JAKARTA (HK) – Mahkamah Agung (MA) mengungkap alasan melarang semua pengadilan untuk mengabulkan pencatatan pernikahan berbeda agama dan keyakinan.
Larangan itu tertuang dalam Surat Edaran (SE) Nomor 2 Tahun 2023 tentang Petunjuk Bagi Hakim dalam Mengadili Perkara Permohonan Pencatatan Perkawinan Antar-umat yang Berbeda Agama dan Keyakinan.
SE itu ditandatangani Ketua MA Muhammad Syarifuddin pada Selasa (17/7/2023). Juru Bicara MA Suharto menjelaskan SEMA itu ditujukan ke ketua pengadilan banding dan ketua pengadilan tingkat pertama.
Suharto mengatakan SEMA tersebut memberikan petunjuk bagi hakim dalam mengadili perkara permohonan pencatatan perkawinan antar umat yang berbeda agama dan kepercayaan.
“Tujuannya jelas untuk memberikan kepastian dan kesatuan penerapan hukum dan itu juga merujuk pada ketentuan Undang-undang.
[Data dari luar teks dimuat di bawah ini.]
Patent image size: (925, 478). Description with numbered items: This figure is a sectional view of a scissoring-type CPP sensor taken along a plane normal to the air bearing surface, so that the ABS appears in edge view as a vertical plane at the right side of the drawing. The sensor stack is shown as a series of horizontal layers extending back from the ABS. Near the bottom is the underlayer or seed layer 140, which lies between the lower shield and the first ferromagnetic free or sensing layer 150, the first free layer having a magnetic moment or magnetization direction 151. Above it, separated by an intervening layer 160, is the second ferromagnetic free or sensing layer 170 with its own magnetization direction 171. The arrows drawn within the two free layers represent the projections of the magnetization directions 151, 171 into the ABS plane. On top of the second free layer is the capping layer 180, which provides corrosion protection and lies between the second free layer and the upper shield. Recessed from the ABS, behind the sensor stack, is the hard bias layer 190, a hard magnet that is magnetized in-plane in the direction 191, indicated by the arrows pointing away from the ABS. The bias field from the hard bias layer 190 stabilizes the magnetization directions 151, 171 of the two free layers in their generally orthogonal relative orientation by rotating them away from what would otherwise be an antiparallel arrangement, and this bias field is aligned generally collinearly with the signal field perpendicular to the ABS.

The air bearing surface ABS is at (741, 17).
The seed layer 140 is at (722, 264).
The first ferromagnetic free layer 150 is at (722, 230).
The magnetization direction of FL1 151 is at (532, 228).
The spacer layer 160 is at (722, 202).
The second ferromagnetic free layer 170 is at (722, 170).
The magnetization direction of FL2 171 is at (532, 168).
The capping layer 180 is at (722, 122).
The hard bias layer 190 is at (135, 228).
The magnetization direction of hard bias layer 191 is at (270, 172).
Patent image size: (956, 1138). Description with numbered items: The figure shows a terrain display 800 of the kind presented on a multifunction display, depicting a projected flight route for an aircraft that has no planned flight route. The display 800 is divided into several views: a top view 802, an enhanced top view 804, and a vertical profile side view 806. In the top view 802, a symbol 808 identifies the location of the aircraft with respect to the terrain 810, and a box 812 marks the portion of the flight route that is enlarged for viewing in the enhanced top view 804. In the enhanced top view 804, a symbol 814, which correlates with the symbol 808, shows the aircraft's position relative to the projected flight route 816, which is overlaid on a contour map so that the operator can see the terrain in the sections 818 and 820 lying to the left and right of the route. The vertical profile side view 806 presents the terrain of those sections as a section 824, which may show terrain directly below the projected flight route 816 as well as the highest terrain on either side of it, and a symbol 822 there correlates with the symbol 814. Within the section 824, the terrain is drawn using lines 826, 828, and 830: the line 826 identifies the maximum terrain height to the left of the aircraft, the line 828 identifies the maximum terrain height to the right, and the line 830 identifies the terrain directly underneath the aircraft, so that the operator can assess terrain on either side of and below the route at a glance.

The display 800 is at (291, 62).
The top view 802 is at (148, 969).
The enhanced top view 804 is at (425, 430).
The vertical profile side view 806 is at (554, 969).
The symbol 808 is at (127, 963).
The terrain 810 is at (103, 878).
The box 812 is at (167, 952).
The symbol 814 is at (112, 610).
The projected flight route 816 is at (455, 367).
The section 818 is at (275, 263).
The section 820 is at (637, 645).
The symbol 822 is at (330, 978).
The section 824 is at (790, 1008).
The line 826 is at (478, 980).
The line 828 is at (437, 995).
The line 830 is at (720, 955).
Itu sesuai fungsi MA. SEMA itu prinsipnya bukan regulasi tapi pedoman atau petunjuk dan rujukannya juga pasal 2 UU Perkawinan,” ujar Suharto pada Kamis (20/7/2023).
MA, kata Suharto, menjalankan fungsi pengawasan sebagaimana yang diatur dalam pasal 32 Undang-Undang Nomor 3 Tahun 2009 tentang MA. “SEMA dipedomani ke depan artinya ke depan bila hakim mengadili perkara permohonan pencatatan perkawinan beda agama agar memedomani SEMA tersebut yang mengacu pada pasal 2 Undang-undang Perkawinan,” ujarnya.
Sebelumnya MA melarang semua pengadilan untuk mengabulkan pencatatan perkawinan berbeda agama dan keyakinan. “Para hakim harus berpedoman pada ketentuan: Pengadilan tidak mengabulkan permohonan pencatatan perkawinan antar-umat yang berbeda agama dan kepercayaan,” kata Ketua MA Muhammad Syarifuddin dalam SEMA tersebut.
Syarifuddin mengatakan hal itu dilakukan untuk memberikan kepastian dan kesatuan penerapan hukum dalam mengadili permohonan pencatatan perkawinan antar-umat yang berbeda agama dan kepercayaan.
Syarifuddin mengungkapkan perkawinan yang sah adalah perkawinan yang dilakukan menurut hukum masing-masing agama dan kepercayaannya.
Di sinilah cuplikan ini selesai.